11/29/05: Great Lakes Compact Needs Change To Close Big Loophole On Bottled Water - Hiroshi and Arlene Kanno

Great Lakes Compact Needs Change To Close Big Loophole On Bottled Water


The Capital Times :: EDITORIAL :: 7A
Tuesday, November 29, 2005
Hiroshi and Arlene Kanno Wisconsin Dells

Dear Editor: As Gov. Jim Doyle considers the historic Great Lakes Compact, there is one glaring provision that we ask he reject and amend.

The compact permits the exporting of bottled water out of the Great Lakes watershed in containers less than 5.7 gallons. Water shipped in containers greater than 5.7 gallons would be considered a diversion.

We have yet to see people carrying around a 5.7 gallon container of bottled water. This should be amended so that any bottled water shipped out of the Great Lakes watershed would be considered a diversion.

In our rural community, Nestle proposed to take 720,000 gallons of spring water a day, over 26 million gallons in a year, and ship it out in small containers. The millions of dollars of income from this extraction would enrich Nestle but do little for the people of Wisconsin. There is no tax on extracting and shipping our spring waters.

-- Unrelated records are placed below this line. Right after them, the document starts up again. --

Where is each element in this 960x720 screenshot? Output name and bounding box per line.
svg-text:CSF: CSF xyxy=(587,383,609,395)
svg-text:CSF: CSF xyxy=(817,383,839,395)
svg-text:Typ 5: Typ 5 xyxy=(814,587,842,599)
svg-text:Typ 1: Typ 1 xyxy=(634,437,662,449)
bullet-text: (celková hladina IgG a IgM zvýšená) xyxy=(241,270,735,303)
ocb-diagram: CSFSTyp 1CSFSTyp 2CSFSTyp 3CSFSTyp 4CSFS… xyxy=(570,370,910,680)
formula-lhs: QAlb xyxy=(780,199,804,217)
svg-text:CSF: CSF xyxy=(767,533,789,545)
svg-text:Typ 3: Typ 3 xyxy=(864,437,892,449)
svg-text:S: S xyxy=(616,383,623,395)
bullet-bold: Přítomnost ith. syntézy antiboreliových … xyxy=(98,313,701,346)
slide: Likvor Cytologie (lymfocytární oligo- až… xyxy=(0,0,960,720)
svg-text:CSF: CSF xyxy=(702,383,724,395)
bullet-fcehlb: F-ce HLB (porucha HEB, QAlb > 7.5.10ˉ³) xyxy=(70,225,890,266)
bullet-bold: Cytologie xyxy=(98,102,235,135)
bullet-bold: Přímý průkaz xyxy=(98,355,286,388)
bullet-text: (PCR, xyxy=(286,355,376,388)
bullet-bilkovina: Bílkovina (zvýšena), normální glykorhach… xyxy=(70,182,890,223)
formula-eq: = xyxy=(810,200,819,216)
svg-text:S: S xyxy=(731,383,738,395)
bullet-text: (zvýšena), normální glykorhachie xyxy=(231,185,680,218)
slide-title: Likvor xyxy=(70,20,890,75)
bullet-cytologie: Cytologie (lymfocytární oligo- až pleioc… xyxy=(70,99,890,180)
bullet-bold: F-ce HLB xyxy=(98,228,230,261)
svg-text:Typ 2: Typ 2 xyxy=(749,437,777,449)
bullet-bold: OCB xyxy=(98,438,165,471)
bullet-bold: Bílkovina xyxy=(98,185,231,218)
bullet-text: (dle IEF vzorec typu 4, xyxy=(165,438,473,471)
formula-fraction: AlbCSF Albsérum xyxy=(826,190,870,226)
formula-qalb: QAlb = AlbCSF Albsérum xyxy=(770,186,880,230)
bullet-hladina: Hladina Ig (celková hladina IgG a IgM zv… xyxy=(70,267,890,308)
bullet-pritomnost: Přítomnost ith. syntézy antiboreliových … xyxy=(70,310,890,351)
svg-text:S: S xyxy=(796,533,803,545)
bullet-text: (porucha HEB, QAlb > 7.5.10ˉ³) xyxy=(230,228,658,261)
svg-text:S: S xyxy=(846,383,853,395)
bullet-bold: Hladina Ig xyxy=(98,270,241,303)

Had they been successful, our ecosystem would have suffered irreparable damage. The traffic and pollution from their bottling plant would have transformed our rural community. We won our fight against Nestle, or so we thought, but we should have known better.

Lobbyists for Nestle, Coke and Pepsi have successfully inserted the 5.7 gallon provision to protect their multimillion-dollar enterprise. If the governor allows this provision to remain unchanged in the compact, spring waters throughout the watershed would be fair game.

We look to Gov. Doyle to protect our springs and watershed and not let a handful of profiteers destroy even one spring in our state, because they will never be satisfied with only one spring.

Please amend this provision and protect our state's most precious natural resource.